On longe à nouveau les rives, la couleur de l'eau varie d'un bleu à l'autre, lumière sur lumière. Quelques tentes isolées, un tapis d'arbres près de l'eau. "On les a plantés quand l'eau s'est abaissée", dit Sona. Dans les années 1930, suite à l'idée folle d'un ingénieur soviétique, on décida d'utiliser les eaux du lac pour irriguer massivement la plaine autour d'Erevan. L'eau baissa de dix-huit mètres, avant qu'on change d'avis, évitant in extremis un désastre irrémédiable.
À Martuni, on laisse à droite la route du col Selim, la route de la Soie des caravanes d'autrefois venant d'Orient. Les quelques panneaux de signalisation qu'on voyait encore ce matin ont complètement disparu. Sur la chaussée maintenant plus étroite, des ornières de plus en plus fréquentes, qui obligent à louvoyer sans cesse d'un bord à l'autre.
Le village de Vardénik s'étale au long d'un long chemin de poussière. Beaucoup de jeunes gens qui marchent dans l'après-midi, et l'élégance des femmes nous étonne - non la beauté des visages ou la fluidité des corps, plus évidente ici peut-être que pour d'autres jeunesses du monde - mais le moderne des vêtements, leur chatoiement, comme si quelque boutique occidentale se trouvait là, parmi les pauvres habitations anonymes. Plusieurs fois Achot, là comme ailleurs, quémande le chemin. Nous passons devant l'ancien Palais de la Culture ("Il y avait des concerts autrefois"), à l'abandon maintenant, vitres brisées, terrain vague d'herbes hautes dans la cour. Petit carrefour enfin, un étal de pastèques, un groupe d'hommes à l'ombre des peupliers, voici l'ancien cimetière, parcelle bien modeste d'herbes et de fleurs sauvages. Nous explorons une à une les pierres tombales et leurs scènes naïves, les petites stèles et la multitude des croix sur elles. Les hommes dans la rue nous regardent éberlués.
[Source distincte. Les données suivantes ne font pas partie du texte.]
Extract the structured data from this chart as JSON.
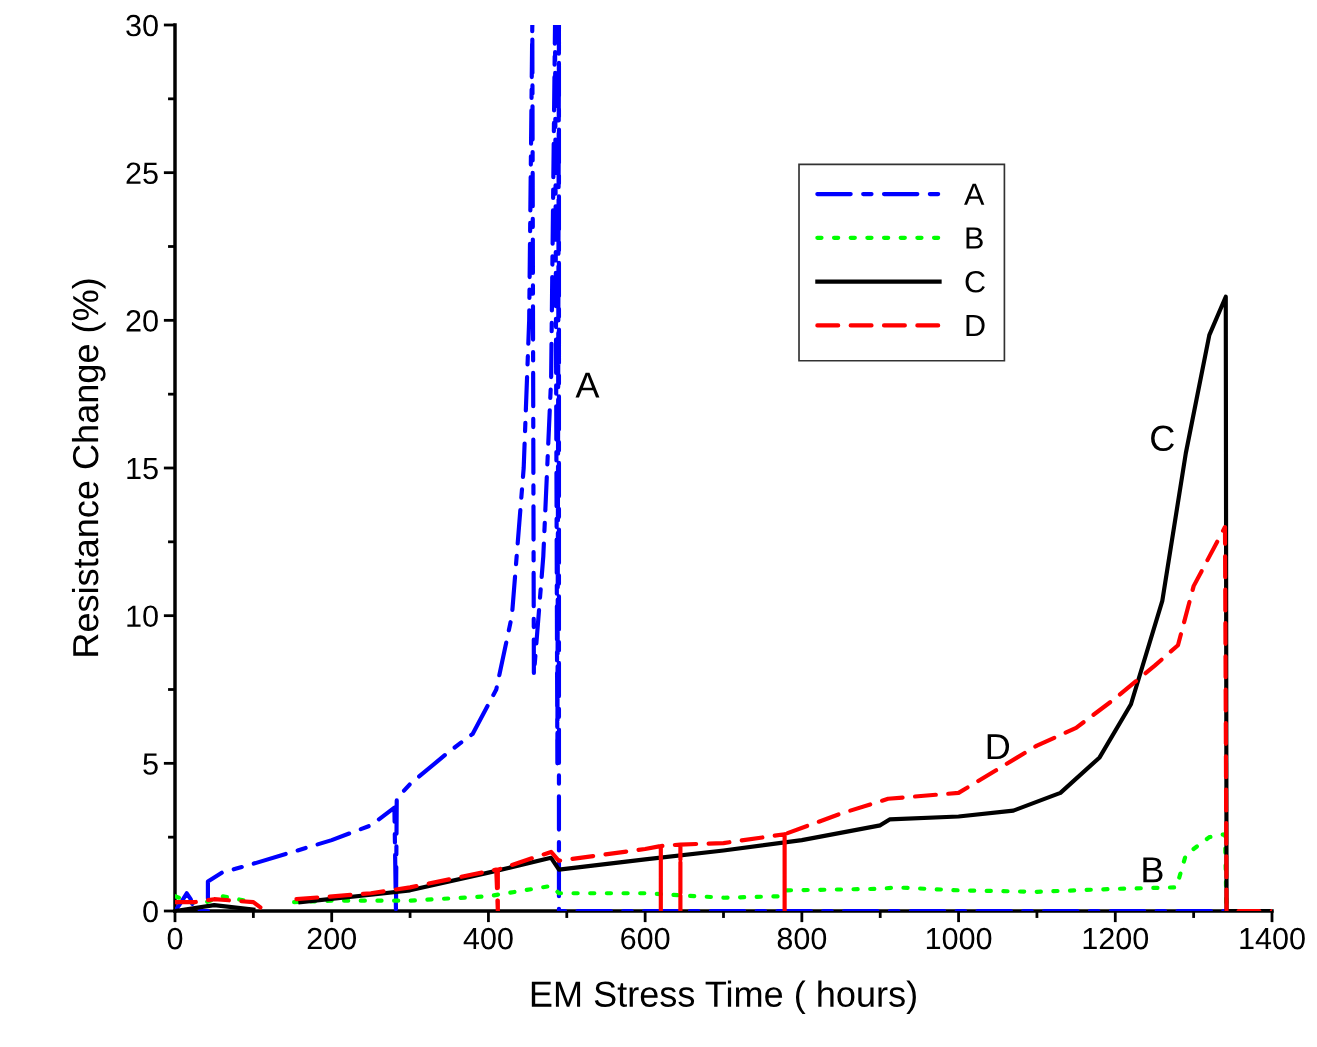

Sona leur parle, elle doit leur dire qu'on vient de France...
"Mais ce sont des Arméniens?
- Non, des Français mais qui ont voulu voir les tombes."
Et ces sourires alors, émerveillés qu'on soit venu pour leur mémoire, incrédules aussi que ces modestes signes nous passionnent.
Nous partons à pied vers l'église à quelques centaines de mètres, et le corps marque un temps quand on s'approche: comme la robe des jeunes filles, l'église est lisse et lumineuse, moderne dans ses décors épurés, mais si semblable à celles déjà vues dans ses volumes, ses grandes pierres de taille, les dièdres qui marquent les façades. Inaugurée en 2001 - l'Arménie fêtait dix-sept siècles de christianisme - elle est construite sur une ancienne église basse qu'on a conservée. Un homme vient nous ouvrir, le contraste est saisissant, de ces deux espaces de prière, tout comme leur parenté dans la ligne du temps. Je suis surpris encore de l'ampleur des volumes, pour un lieu aussi exigu - peut-être peut-on asseoir ici cinquante personnes au plus.
"C'est qu'on y vient surtout pour les baptêmes, ou les mariages, avec la famille.
- Et il y a des prêtres encore?
- Oui, mais pour plusieurs villages, ils viennent quand on les appelle."
Puis Sona qui hésite, et parle finalement des études très dures que font les prêtres, apprendre le grec, le latin, l'arménien ancien et d'autres langues. "Ce sont des érudits, presque trop, ils finissent par être loin des gens."